All these incidents have left security experts worried.
It is no longer a threat visualised by a sci-fi writer or a Hollywood director. It is a clear and present danger — your microwave oven, fitness wrist band, smart fridge and light bulb — all can potentially land in a hacker’s grip and launch a debilitating attack on your own servers.
The scenarios could be many. A hacker infects about 10,000 ‘connected’ light bulbs or web cameras with a malicious code and tells them to attack a website or a server. The sudden attack could maim the website, denying users its services. Your connected fridge, light bulb, web camera, microwave oven and CCTV can become slaves of a hacker and can be taken down by your own website.
In a Distributed Denial of Service, a hacker launches a massive attack on a website using thousands of ‘connected’ devices that were made slaves using a malicious code. “The IoT is engulfing all aspects of life. From wrist bands to bulbs and from bulbs to CCTV cameras everything is ‘smart’ and ‘connected’ (to the internet). The intelligent devices that talk to one another take informed decisions to make your life easy and comfortable.

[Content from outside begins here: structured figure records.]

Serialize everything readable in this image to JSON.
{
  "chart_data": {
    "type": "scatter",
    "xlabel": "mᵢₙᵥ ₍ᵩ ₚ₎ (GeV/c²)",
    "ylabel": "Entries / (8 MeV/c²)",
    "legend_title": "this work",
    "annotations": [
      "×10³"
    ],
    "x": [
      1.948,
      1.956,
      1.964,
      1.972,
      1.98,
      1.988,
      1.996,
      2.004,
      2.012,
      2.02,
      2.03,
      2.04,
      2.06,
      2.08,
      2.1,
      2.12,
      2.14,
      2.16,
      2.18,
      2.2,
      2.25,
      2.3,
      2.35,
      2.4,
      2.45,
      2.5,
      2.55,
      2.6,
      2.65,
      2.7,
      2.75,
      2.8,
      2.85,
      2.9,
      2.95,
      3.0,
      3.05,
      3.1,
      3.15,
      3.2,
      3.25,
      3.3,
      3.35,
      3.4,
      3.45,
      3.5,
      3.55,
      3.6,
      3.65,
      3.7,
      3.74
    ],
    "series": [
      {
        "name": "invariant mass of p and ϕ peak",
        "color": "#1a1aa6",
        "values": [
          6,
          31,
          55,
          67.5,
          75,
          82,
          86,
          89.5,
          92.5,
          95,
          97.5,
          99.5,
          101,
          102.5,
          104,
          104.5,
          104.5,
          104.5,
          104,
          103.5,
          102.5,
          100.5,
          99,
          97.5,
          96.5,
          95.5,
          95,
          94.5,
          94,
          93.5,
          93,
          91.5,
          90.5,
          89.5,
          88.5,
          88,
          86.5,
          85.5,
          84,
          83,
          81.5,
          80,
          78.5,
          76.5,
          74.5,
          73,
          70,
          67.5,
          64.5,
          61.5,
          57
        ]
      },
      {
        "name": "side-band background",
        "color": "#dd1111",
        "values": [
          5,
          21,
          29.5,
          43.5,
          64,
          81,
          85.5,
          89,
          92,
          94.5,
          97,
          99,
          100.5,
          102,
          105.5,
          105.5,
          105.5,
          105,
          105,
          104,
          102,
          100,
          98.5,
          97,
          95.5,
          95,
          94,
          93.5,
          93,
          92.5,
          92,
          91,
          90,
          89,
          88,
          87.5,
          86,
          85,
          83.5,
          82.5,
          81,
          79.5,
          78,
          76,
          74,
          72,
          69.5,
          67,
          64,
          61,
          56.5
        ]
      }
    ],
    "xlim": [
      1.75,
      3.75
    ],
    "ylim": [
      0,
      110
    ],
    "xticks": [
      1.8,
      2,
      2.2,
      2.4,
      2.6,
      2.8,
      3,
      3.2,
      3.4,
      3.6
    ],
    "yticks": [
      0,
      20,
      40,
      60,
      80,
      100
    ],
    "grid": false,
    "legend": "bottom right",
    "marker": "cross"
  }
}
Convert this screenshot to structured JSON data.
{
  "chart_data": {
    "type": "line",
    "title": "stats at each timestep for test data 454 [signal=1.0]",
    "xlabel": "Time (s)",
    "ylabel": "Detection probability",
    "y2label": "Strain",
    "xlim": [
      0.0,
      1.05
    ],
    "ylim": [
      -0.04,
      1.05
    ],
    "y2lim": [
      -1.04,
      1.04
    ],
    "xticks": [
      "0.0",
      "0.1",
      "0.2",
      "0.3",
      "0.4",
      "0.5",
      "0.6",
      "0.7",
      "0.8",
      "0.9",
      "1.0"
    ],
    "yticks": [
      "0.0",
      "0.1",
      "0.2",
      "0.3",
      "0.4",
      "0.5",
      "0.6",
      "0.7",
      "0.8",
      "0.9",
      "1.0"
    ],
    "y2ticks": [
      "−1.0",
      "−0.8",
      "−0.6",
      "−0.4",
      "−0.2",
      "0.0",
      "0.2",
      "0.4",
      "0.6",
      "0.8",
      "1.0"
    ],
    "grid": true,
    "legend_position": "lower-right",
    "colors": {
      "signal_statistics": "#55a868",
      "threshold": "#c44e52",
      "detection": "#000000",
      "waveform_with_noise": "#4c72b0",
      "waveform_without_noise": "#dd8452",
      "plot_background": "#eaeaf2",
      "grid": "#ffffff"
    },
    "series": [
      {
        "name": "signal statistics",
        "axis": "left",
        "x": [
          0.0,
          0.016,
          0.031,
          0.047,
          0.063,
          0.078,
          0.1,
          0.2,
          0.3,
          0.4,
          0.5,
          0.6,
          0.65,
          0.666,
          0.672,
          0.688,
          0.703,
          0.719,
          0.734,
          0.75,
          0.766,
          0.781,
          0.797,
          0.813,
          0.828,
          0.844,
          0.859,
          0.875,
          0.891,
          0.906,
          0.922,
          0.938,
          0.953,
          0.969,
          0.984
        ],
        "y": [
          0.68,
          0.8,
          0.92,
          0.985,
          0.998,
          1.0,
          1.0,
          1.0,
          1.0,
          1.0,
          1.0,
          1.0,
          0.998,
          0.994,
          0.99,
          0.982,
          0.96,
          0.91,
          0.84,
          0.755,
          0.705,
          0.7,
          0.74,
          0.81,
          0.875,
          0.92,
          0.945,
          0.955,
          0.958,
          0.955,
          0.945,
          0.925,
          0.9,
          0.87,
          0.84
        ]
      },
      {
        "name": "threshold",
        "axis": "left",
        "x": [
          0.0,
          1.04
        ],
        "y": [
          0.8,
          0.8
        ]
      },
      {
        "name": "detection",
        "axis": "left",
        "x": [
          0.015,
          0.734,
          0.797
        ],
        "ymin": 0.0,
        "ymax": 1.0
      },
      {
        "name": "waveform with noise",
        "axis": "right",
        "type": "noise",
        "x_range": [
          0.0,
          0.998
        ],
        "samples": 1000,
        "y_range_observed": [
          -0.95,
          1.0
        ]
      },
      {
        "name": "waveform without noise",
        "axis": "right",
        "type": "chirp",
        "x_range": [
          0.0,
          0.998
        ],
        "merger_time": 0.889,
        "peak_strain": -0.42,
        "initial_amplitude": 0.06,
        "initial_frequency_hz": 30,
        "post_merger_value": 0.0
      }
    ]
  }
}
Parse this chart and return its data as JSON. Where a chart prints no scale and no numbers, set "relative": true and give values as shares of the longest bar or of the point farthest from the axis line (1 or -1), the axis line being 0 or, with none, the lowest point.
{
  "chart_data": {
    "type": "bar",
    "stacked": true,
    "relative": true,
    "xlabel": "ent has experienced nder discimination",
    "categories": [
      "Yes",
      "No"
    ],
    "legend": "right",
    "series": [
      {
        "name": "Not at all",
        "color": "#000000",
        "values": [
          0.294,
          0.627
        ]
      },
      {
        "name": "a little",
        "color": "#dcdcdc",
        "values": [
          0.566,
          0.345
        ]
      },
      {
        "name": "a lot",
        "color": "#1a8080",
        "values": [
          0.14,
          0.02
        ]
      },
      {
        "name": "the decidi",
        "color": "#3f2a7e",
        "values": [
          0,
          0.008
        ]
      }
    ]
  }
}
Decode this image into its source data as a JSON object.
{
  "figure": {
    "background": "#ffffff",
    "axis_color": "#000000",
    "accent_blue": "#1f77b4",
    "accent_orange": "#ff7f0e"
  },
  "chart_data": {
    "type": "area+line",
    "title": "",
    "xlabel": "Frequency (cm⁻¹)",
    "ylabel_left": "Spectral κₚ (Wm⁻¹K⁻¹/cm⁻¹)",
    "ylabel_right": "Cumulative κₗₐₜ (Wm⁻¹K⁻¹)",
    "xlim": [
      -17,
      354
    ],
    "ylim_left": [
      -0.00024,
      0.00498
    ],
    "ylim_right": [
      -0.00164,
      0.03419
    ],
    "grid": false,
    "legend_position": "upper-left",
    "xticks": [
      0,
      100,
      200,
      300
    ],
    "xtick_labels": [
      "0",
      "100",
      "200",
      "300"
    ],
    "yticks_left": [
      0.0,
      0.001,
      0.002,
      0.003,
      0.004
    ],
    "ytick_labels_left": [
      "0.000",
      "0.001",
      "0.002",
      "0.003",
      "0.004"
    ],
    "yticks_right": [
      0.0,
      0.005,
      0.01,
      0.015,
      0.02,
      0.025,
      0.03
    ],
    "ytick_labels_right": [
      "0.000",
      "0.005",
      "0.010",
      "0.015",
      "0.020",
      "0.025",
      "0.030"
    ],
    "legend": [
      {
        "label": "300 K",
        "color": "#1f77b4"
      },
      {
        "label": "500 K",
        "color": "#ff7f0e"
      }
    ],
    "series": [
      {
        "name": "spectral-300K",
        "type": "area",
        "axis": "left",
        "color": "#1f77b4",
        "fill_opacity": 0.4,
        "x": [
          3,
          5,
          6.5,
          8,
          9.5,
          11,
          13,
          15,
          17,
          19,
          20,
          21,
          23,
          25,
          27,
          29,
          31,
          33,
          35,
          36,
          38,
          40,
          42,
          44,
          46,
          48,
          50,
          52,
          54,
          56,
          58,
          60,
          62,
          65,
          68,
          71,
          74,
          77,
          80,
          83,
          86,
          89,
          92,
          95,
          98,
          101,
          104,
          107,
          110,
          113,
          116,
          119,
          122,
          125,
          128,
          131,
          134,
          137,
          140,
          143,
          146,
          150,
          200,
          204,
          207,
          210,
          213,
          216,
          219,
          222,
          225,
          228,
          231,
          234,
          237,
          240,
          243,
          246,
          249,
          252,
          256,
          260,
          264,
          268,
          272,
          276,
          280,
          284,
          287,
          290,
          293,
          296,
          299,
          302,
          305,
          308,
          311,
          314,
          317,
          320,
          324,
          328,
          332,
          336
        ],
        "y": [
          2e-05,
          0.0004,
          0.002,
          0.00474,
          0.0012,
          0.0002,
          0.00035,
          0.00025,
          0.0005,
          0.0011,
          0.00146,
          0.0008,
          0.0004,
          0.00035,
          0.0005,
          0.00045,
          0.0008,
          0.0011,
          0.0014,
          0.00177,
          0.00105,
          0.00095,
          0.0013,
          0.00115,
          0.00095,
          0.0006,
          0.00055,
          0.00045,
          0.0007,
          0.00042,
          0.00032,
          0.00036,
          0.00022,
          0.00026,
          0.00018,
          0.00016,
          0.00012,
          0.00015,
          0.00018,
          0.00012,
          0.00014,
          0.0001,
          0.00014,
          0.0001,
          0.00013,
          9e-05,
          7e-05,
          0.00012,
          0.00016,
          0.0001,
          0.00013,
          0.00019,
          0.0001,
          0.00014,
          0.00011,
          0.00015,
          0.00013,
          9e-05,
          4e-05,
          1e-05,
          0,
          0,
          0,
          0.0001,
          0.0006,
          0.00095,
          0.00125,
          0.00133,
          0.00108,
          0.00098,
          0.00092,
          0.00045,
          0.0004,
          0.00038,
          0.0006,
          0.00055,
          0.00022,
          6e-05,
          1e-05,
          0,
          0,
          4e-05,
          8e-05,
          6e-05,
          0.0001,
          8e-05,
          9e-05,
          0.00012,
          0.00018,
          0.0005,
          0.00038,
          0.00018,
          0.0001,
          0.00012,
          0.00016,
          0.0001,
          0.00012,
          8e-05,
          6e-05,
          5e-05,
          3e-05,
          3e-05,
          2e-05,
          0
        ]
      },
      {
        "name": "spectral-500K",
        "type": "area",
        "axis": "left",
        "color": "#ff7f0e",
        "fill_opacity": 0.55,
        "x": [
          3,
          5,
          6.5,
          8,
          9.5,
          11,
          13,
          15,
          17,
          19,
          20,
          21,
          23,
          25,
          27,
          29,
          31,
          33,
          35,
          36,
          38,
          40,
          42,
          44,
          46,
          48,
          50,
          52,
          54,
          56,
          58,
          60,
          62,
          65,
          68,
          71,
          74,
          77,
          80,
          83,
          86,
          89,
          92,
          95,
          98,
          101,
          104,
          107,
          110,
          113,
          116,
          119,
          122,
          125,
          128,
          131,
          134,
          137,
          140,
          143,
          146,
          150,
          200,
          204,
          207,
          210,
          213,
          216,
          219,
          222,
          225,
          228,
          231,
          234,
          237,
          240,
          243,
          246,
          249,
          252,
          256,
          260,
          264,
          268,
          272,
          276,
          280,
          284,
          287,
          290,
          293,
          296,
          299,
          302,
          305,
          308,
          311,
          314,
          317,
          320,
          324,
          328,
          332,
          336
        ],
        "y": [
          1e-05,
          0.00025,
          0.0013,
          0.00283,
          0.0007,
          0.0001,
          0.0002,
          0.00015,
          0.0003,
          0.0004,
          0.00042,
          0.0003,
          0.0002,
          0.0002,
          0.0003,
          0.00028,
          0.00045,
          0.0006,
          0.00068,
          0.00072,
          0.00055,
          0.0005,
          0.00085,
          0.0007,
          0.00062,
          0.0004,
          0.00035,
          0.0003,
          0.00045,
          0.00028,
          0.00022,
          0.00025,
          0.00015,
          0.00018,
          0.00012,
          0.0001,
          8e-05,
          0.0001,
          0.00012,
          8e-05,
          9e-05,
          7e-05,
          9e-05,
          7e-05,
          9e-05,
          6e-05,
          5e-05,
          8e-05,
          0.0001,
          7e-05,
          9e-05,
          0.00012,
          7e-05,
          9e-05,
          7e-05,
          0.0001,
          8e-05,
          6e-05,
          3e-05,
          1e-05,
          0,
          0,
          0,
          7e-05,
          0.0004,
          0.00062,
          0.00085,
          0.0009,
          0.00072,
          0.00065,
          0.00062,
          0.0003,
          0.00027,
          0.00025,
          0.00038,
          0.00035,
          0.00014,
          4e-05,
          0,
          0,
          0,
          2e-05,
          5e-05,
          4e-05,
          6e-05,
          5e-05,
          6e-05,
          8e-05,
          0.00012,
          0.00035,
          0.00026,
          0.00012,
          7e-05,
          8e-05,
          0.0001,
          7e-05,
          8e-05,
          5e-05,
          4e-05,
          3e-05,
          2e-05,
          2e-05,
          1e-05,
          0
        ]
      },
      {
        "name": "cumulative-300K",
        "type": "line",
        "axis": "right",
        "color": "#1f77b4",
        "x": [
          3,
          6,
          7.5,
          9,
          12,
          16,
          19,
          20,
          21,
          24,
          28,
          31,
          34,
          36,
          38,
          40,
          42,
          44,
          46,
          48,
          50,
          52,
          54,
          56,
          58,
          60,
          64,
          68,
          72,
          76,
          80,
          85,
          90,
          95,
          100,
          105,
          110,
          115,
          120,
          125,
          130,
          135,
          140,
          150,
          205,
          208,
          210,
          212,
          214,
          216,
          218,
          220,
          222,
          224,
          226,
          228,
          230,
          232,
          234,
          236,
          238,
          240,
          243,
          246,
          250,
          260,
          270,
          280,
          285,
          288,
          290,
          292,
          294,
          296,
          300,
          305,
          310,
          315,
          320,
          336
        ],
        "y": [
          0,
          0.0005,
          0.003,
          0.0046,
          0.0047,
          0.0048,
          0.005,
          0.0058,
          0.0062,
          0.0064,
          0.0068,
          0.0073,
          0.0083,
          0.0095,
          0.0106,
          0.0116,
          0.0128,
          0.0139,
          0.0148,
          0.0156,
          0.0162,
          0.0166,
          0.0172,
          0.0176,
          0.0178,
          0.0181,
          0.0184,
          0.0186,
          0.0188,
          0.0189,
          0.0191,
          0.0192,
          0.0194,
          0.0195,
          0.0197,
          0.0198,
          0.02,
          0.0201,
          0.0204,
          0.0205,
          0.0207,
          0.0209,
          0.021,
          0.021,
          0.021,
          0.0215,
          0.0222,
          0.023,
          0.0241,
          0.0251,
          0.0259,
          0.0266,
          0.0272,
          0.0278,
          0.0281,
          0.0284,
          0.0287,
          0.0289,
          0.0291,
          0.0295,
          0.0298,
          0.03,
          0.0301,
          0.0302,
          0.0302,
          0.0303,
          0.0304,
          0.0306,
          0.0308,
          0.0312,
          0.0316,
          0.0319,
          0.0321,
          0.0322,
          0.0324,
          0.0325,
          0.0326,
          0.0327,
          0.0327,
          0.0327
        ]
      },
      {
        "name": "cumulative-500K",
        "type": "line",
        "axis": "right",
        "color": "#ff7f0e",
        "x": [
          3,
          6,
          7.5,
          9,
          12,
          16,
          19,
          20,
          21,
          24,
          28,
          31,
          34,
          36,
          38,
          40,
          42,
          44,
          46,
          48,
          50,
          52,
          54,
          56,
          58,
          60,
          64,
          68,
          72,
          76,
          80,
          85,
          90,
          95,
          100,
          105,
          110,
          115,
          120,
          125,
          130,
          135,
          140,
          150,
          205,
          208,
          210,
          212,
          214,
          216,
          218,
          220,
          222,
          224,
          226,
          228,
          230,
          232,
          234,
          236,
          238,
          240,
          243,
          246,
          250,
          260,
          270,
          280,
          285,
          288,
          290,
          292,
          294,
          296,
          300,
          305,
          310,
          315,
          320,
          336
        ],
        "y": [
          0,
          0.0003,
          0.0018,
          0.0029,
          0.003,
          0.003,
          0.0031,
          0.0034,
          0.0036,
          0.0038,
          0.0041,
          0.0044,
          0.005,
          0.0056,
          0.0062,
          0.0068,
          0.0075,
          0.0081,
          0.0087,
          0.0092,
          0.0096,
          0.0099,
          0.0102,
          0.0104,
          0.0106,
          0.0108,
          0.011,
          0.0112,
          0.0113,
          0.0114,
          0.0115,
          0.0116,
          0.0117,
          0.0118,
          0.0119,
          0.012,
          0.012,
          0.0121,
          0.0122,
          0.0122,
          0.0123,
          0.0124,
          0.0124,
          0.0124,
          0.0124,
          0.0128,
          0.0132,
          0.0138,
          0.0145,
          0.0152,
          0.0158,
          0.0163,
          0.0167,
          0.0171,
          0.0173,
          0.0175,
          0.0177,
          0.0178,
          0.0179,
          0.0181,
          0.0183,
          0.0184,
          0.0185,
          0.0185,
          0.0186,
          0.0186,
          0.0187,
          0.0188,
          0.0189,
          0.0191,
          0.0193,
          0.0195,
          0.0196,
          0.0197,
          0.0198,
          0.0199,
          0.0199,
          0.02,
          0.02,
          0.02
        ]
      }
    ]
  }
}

But this could lead to a serious security problem,” Ram Mohan, who is on the Board of ICANN (Internet Corporation for Assigned Names and Numbers (ICANN), told BusinessLine.
“We are in a new era of security vulnerabilities. The amplification attacks are a major challenge as billions of insecure IoT devices are flooding the market. It has emerged as a new weapon. It can take all of us down,” he said. Mohan, who is also the Executive VP and Chief Technology Officer of Afilias, represents the Security and Stability Advisory Committee of ICANN. The committee studies and advises the corporation security issues.
He felt that the proliferation of IoT devices could result in a nightmare as the malicious software could take control of connected devices and unleash a concerted attack on a server.
Though the DDoS is not something new, the proliferation of IoT devices sharply increases the chances of attacks.
Challenges ahead
Mohan said no one was safe from DDoS attacks. “How can you stop the light bulbs from attacking you,” he wondered.
A recent report of Internet security solutions company Kaspersky said that resources in 70 countries were targeted by DDoS attacks in the second quarter this year. “Of them, 77.4 per cent of the targeted resources were located in China. The other major victims included South Korea and the US.